Uitspraak
[X]te
[Z]tegen de uitspraak van het
Gerechtshof te Leeuwardenvan 5 oktober 1990 betreffende het bedrag dat hij over het jaar 1987 op aangifte heeft voldaan aan overschotheffing ingevolge de Meststoffenwet.
Hoge Raad
In deze zaak gaat het om de toetsing van de legaliteit van de overschotheffing ingevolge de Meststoffenwet in het licht van de Grondwet. De belanghebbende heeft over het jaar 1987 een bedrag van f 785,70 voldaan aan overschotheffing. Na een bezwaar tegen deze voldoening, heeft de Inspecteur van het Bureau Heffingen van het Ministerie van Landbouw en Visserij de gevraagde vermindering tot nihil niet verleend. Hierop heeft de belanghebbende beroep ingesteld bij het Gerechtshof te Leeuwarden, dat de uitspraak van de Inspecteur heeft bevestigd. De belanghebbende heeft vervolgens cassatie ingesteld tegen deze uitspraak van het Hof.

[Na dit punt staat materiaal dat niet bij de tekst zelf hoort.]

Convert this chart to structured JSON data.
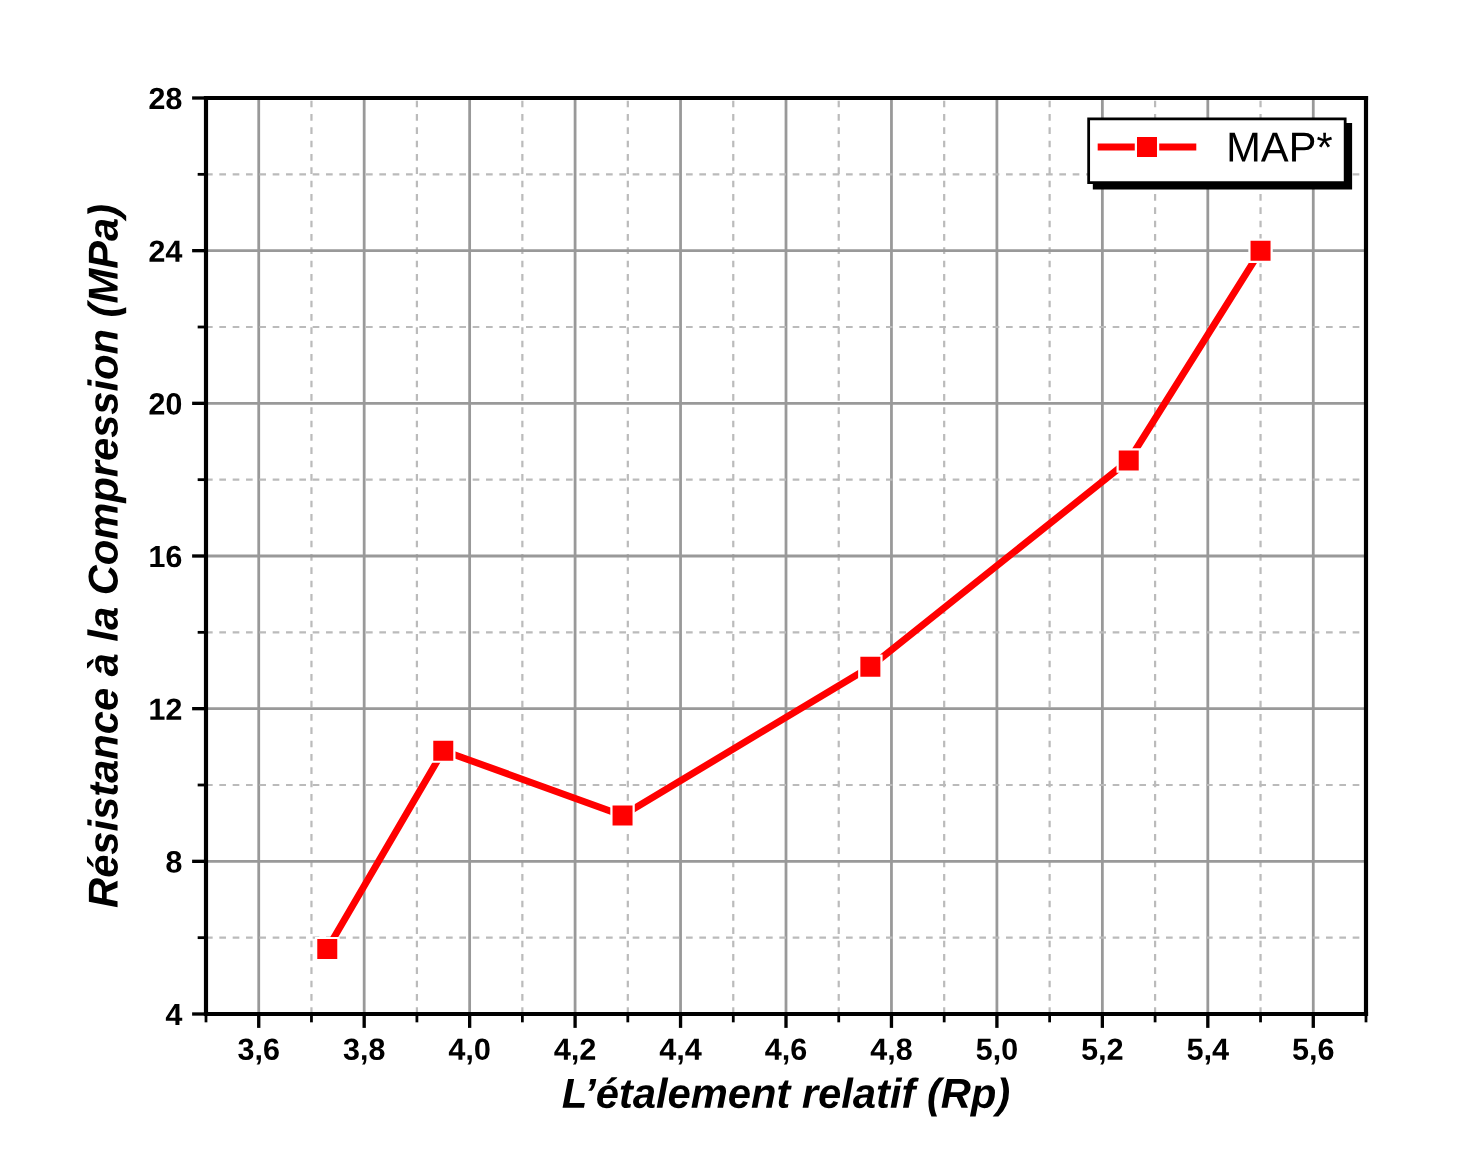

De Hoge Raad heeft de zaak beoordeeld en geconcludeerd dat de klachten van de belanghebbende niet gegrond zijn. De primaire klacht betrof de stelling dat de overschotheffing in strijd is met artikel 104 van de Grondwet, omdat de essentialia van de heffing zijn neergelegd in lagere regelingen die niet als wet in formele zin kunnen worden aangemerkt. De Hoge Raad oordeelt dat toetsing van een formele wet aan de Grondwet niet is toegestaan, zoals vastgelegd in artikel 120 van de Grondwet. Dit betekent dat de rechter niet bevoegd is om de legaliteit van de overschotheffing te toetsen aan de Grondwet.

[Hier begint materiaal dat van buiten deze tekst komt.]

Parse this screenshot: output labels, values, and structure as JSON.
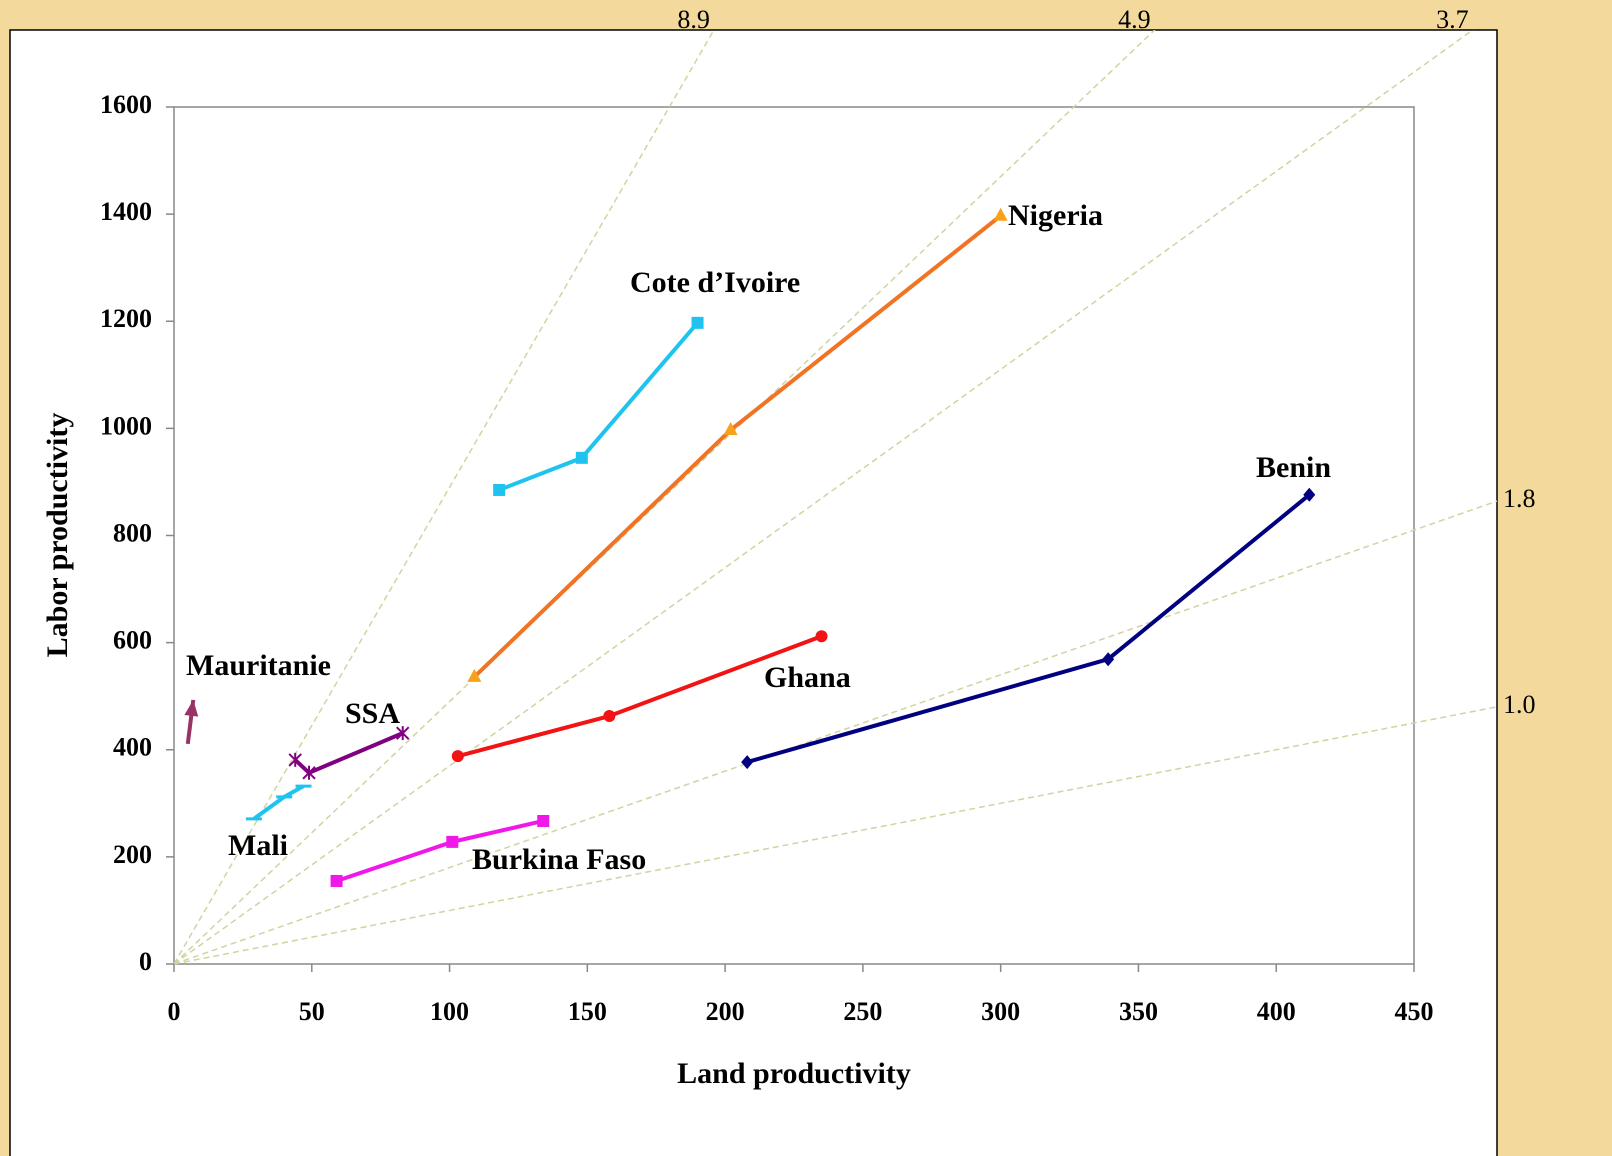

De Hoge Raad verwerpt het beroep en bevestigt de uitspraak van het Hof. Dit arrest is gewezen door de vice-president Stoffer als voorzitter, en de raadsheren Mijnssen, Wildeboer, Urlings en Zuurmond, in tegenwoordigheid van de waarnemend griffier van der Vegt, in raadkamer op 23 december 1992.